Ao mesmo tempo, o reposteiro ergueu-se e uma cabeça nobre e bela, mas horrivelmente pálida, apareceu debaixo da franja.

— Athos! — gritaram os dois mosqueteiros.

— Athos! — repetiu o próprio Sr. de Tréville.

— Perguntou por mim, senhor — disse Athos ao Sr. de Tréville, em voz fraca mas perfeitamente calma —, perguntou por mim, segundo me disseram os nossos camaradas, e apresso-me a pôr-me às suas ordens. Aqui estou, senhor.

E ditas estas palavras o mosqueteiro, impecavelmente fardado como de costume, entrou com passo firme no gabinete do Sr. de Tréville, que comovido com semelhante prova de coragem se precipitou para ele.

— Estava dizendo a estes senhores — acrescentou — que proíbo os meus mosqueteiros de exporem a vida sem necessidade, porque os valentes são muito preciosos para o rei, e o rei sabe que os seus mosqueteiros são os homens mais valentes do mundo. A sua mão, Athos.

E sem esperar que o recém-chegado correspondesse a esta prova de afeição o Sr. de Tréville pegou-lhe na mão direita e apertou-a com toda a força, sem notar que Athos, apesar do domínio que tinha sobre si mesmo, deixava escapar um gemido de dor e empalidecia ainda mais, o que se julgaria impossível.

A porta ficara entreaberta desde a chegada de Athos, de modo que, apesar do segredo guardado, o ferimento já era conhecido de todos e causara sensação. Um murmúrio de satisfação acolheu as últimas palavras do capitão e duas ou três cabeças, levadas pelo entusiasmo, apareceram na abertura do reposteiro. O Sr. de Tréville ia sem dúvida reprimir com palavras vivas semelhante infração às leis da etiqueta quando sentiu de súbito a mão de Athos crispar-se na sua e, olhando para ele, adivinhou que ia desmaiar. De fato, Athos reunira todas as suas forças para lutar contra a dor, mas vencido finalmente por ela caiu no parque como morto.

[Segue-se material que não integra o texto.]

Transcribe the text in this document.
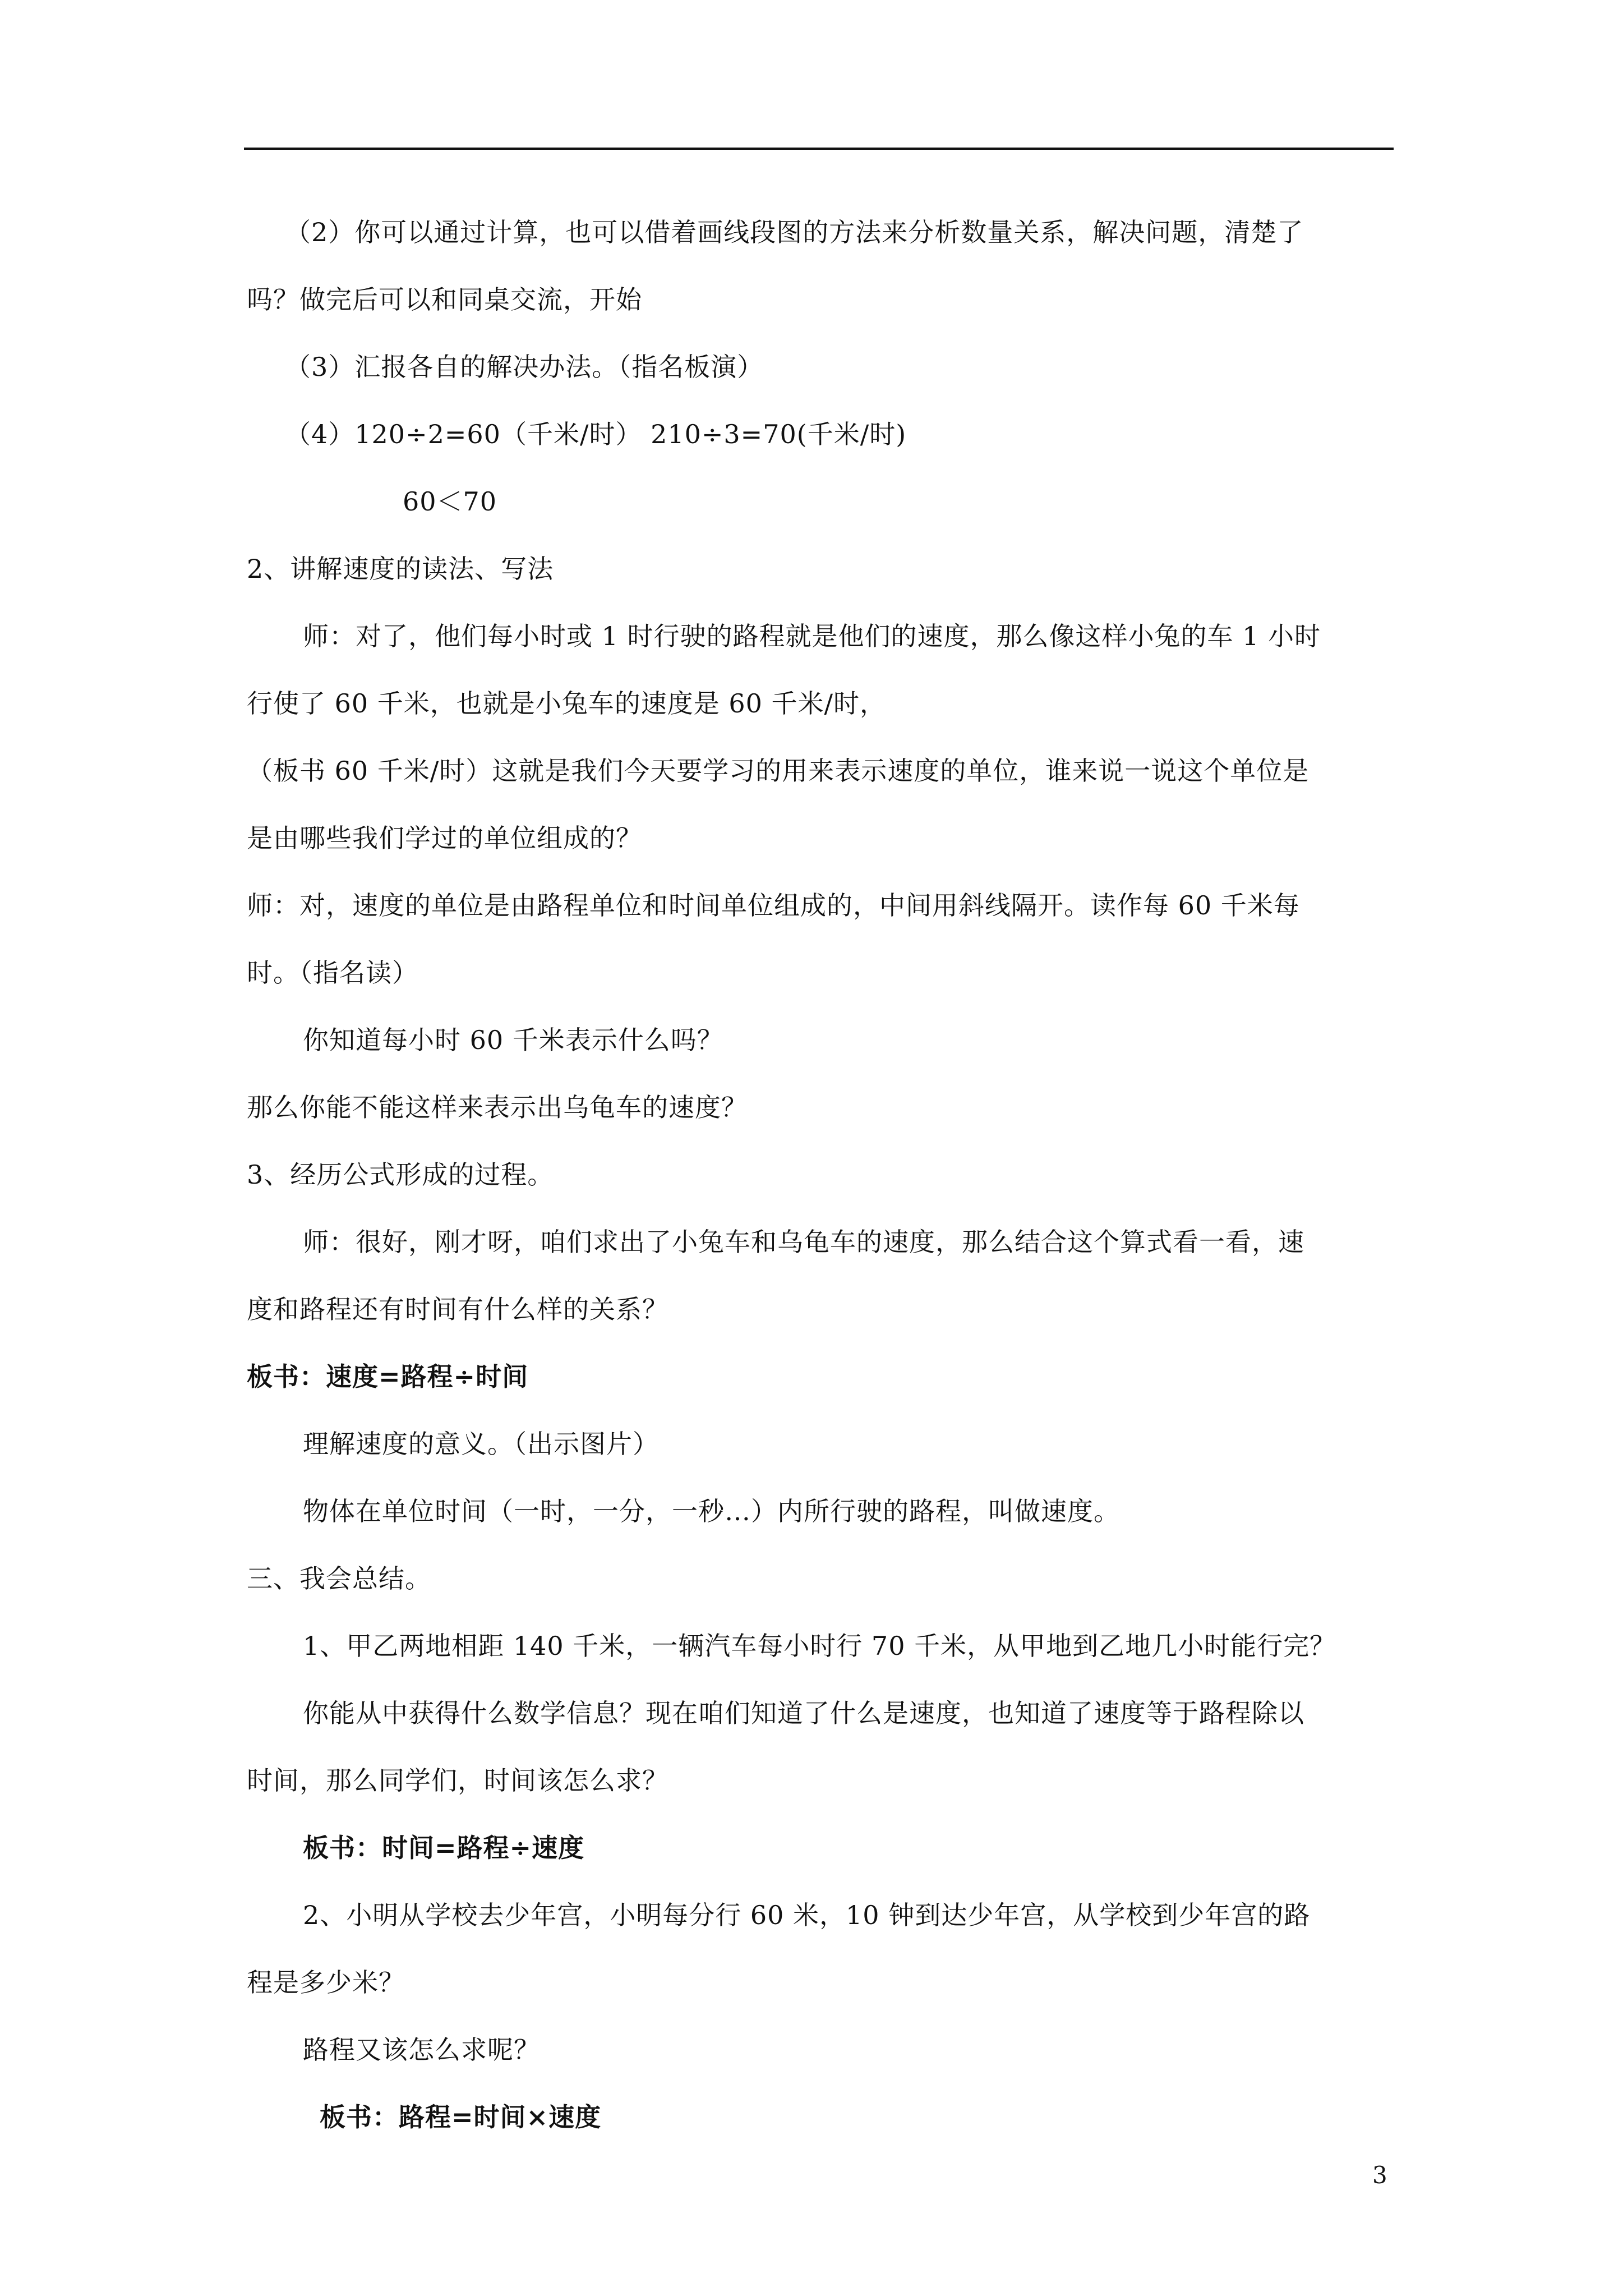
（2）你可以通过计算，也可以借着画线段图的方法来分析数量关系，解决问题，清楚了
吗？做完后可以和同桌交流，开始
（3）汇报各自的解决办法。（指名板演）
（4）120÷2=60（千米/时） 210÷3=70(千米/时)
60＜70
2、讲解速度的读法、写法
师：对了，他们每小时或 1 时行驶的路程就是他们的速度，那么像这样小兔的车 1 小时
行使了 60 千米，也就是小兔车的速度是 60 千米/时，
（板书 60 千米/时）这就是我们今天要学习的用来表示速度的单位，谁来说一说这个单位是
是由哪些我们学过的单位组成的？
师：对，速度的单位是由路程单位和时间单位组成的，中间用斜线隔开。读作每 60 千米每
时。（指名读）
你知道每小时 60 千米表示什么吗？
那么你能不能这样来表示出乌龟车的速度？
3、经历公式形成的过程。
师：很好，刚才呀，咱们求出了小兔车和乌龟车的速度，那么结合这个算式看一看，速
度和路程还有时间有什么样的关系？
板书：速度=路程÷时间
理解速度的意义。（出示图片）
物体在单位时间（一时，一分，一秒…）内所行驶的路程，叫做速度。
三、我会总结。
1、甲乙两地相距 140 千米，一辆汽车每小时行 70 千米，从甲地到乙地几小时能行完？
你能从中获得什么数学信息？现在咱们知道了什么是速度，也知道了速度等于路程除以
时间，那么同学们，时间该怎么求？
板书：时间=路程÷速度
2、小明从学校去少年宫，小明每分行 60 米，10 钟到达少年宫，从学校到少年宫的路
程是多少米？
路程又该怎么求呢？
板书：路程=时间×速度
3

— Um cirurgião! — gritou o Sr. de Tréville. — O meu, o do rei, o melhor! Um cirurgião! Ou, com a breca, o meu bravo Athos vai morrer!

Aos gritos do Sr. de Tréville todos se precipitaram no seu gabinete, sem que ele pensasse em fechar a porta a ninguém, e todos se comprimiram à volta do ferido. Mas toda essa solicitude teria sido inútil se o médico pedido não se encontrasse no próprio palácio. Assim, logo que chegou furou através da multidão e aproximou-se de Athos, que continuava sem sentidos, e como todo aquele barulho e toda aquela agitação o incomodavam sobremaneira exigiu antes de mais nada, como a coisa mais urgente, que o mosqueteiro fosse levado para um quarto próximo. O Sr. de Tréville abriu imediatamente uma porta e indicou o caminho a Porthos e Aramis, que transportaram o seu camarada nos braços. Atrás deles seguia o cirurgião, e atrás do cirurgião a porta se fechou.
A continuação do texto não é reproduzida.